Scott McLeod
- Full name: Scott James McLeod
- Born: 28 February 1973 (age 53) Brisbane, Queensland, Australia
- Height: 191 cm (6 ft 3 in)
- Weight: 100 kg (220 lb; 15 st 10 lb)
- School: Hamilton Boys' High School

Rugby union career
- Position(s): Centre, Wing

Senior career
- Years: Team / Apps / (Points)
- 1995–2001: Waikato / 69 / (165)
- 1996–2001: Chiefs / 44 / (40)
- Correct as of 19 December 2019

International career
- Years: Team / Apps / (Points)
- 1996–1998: New Zealand / 10 / (5)
- 1999–2000: New Zealand A / 6 / (10)
- Correct as of 19 December 2019

Coaching career
- Years: Team
- 2008–2012: Waikato (Assistant coach)
- 2008–2011: Chiefs (Assistant coach)
- 2012: New Zealand U20
- 2013–2017: Highlanders (Assistant coach)
- 2017–2023: New Zealand (Assistant coach)
- 2024–2026: Kubota Spears (Assistant coach)
- 2026–: Australia (Assistant/Defence coach)
- Correct as of 9 August 2026

= Scott McLeod (rugby union) =

NZ international rugby union player

Scott James McLeod (born 28 February 1973) is a New Zealand rugby union coach and former player. McLeod played 10 tests for the All Blacks from 1996 to 1998, and played domestic rugby for Waikato, Waikato Chiefs, and Toshiba Brave Lupus. In March 2026, McLeod was appointed as an assistant coach for the Wallabies.

==Career==
===Provincial career and Super 12===
McLeod was born in Brisbane, Australia. He first came to prominence playing amateur club rugby in Hamilton and in John Boe's Waikato Colts teams. He made his NPC debut for Waikato in 1995 and was named as a standby for the All Blacks 1995 end of year tour of Italy and France. In 1996, McLeod made his Super 12 debut for the Waikato Chiefs. He went on to play 69 matches for Waikato and 44 matches for the Chiefs; towards the end of his playing career in New Zealand he was in competition with Mark Ranby and Keith Lowen for starting positions in both sides. He won the Ranfurly Shield twice with Waikato, against Taranaki in 1996 and Auckland in 1997.
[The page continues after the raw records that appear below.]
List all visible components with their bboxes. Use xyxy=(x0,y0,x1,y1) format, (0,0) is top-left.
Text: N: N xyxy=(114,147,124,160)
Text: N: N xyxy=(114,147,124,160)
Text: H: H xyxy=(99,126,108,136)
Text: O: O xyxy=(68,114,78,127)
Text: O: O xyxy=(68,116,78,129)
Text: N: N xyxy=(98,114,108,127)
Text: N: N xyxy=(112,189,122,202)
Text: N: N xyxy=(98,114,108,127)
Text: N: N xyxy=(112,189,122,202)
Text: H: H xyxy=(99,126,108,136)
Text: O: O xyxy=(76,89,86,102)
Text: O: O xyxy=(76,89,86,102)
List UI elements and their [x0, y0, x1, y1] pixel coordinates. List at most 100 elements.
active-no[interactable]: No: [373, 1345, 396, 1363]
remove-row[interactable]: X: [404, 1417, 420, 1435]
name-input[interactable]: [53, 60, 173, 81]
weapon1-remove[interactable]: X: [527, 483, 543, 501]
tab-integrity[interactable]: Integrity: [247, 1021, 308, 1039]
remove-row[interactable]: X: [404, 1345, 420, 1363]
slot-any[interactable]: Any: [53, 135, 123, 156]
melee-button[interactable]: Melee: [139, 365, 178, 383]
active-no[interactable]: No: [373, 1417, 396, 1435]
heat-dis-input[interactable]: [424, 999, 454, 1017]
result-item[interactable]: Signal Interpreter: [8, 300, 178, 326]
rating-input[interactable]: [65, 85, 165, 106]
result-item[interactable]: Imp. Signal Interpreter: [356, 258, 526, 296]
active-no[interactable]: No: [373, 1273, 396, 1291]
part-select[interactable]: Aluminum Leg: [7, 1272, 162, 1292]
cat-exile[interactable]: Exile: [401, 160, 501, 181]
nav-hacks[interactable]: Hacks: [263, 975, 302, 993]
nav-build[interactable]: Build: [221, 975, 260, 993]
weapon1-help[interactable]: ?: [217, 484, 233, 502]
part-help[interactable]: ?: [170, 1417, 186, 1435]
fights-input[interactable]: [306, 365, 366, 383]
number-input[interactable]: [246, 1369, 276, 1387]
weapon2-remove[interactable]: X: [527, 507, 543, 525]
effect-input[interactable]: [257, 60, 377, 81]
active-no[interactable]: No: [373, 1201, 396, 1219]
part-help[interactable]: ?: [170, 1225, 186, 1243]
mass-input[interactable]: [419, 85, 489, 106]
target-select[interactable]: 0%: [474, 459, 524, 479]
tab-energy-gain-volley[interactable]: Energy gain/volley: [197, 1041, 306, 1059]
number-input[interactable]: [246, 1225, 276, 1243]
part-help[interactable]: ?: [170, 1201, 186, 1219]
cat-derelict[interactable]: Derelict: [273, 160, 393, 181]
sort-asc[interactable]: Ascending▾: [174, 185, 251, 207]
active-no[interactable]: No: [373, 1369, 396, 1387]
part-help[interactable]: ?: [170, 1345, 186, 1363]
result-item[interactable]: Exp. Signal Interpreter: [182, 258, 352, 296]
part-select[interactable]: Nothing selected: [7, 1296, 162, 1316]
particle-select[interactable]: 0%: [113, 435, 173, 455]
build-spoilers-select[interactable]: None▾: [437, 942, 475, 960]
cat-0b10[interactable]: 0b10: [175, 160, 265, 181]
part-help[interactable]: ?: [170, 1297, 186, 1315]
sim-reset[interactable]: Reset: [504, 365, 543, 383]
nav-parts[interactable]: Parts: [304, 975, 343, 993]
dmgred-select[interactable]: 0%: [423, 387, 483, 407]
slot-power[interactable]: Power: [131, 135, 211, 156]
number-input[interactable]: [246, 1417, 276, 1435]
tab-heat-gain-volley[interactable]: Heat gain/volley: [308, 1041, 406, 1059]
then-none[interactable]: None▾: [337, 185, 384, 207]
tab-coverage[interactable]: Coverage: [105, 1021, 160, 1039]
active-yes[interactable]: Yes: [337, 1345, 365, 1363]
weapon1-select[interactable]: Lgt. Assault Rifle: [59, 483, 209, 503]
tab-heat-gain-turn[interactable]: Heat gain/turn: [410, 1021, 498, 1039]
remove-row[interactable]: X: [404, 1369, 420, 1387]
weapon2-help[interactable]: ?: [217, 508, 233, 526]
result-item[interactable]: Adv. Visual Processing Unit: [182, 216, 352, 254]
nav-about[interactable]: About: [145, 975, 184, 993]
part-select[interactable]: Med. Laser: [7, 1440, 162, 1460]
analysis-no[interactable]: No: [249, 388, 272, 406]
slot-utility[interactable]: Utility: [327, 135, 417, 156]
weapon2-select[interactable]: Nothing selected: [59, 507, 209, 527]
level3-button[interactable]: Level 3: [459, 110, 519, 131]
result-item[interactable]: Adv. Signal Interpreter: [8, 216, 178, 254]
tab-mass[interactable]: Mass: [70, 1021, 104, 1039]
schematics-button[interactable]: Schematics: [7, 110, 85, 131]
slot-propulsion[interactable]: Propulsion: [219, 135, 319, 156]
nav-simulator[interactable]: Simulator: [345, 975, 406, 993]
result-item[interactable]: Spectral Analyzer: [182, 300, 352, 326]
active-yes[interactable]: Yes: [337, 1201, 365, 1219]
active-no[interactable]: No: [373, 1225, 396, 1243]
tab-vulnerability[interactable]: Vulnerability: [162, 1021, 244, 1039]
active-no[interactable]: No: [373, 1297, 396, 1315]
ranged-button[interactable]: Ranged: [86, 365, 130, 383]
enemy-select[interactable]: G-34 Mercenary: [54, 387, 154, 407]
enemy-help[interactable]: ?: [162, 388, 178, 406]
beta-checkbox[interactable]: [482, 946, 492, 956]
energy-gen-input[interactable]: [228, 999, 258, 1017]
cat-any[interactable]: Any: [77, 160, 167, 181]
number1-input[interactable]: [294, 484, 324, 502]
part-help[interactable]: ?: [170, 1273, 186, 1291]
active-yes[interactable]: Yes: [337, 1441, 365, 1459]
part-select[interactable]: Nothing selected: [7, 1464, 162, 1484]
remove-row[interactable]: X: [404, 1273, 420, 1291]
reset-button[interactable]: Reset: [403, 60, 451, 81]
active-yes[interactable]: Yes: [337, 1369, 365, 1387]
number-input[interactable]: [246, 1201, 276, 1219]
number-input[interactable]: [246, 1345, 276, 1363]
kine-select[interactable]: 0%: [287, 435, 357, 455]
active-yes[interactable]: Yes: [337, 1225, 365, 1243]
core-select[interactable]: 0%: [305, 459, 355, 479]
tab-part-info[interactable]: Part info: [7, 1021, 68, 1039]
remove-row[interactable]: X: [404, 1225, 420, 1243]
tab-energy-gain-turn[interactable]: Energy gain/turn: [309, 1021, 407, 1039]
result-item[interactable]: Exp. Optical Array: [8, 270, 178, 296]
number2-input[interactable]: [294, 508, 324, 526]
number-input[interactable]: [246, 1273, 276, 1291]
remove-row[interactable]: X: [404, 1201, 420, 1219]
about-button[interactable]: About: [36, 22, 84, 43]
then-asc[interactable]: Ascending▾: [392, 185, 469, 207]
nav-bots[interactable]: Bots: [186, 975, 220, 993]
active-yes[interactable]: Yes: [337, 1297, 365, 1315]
At the end of the 2001 season, McLeod departed New Zealand to take up a professional contract in Japan with Toshiba Brave Lupus. He played for Toshiba from 2002 until his retirement in 2009.

==International career==
McLeod played his first tests for the All Blacks in 1996, starting at second five-eighth in place of the injured Walter Little against Manu Samoa and Scotland. McLeod lost his test place to Little but went on to play as a midweek and substitute player in 17 All Black matches between 1996 and 1998, including 10 tests and three test starts. McLeod lost his place in the test squad due to injuries, loss of form and increasing competition from players like Mark Mayerhofler, Alama Ieremia and Eroni Clarke. He remained on the periphery of All Blacks selections up until 2000, with six appearances for New Zealand A.

==Coaching career==
McLeod returned to New Zealand from Japan in 2008 to work as skills coach for the Waikato rugby team. He returned to Hamilton permanently in 2009 after finishing his final season with Toshiba. In 2009, McLeod was appointed assistant coach to Chris Gibbes for the Waikato Air New Zealand Cup (now ITM Cup) team. McLeod has worked as skills coach for the Waikato Chiefs.

McLeod served as an assistant coach for the All Blacks from 2017 to 2023. In June 2024, McLeod was announced as the latest coaching appointment for the Kubota Spears in the Japan Rugby League One (JRLO), working under Frans Ludeke. In March 2026, it was reported that McLeod would leave the club at the end of the 2025–26 Japan Rugby League One season to take up the assistant coaching role for Australia under their newly appointed coach Les Kiss. In August, McLeod was formally appointed the assistant coach of Australia.

==Personal life==
McLeod is married to wife Dana and the couple have four children. In 2008, the destruction of his house by an arsonist received national coverage in New Zealand.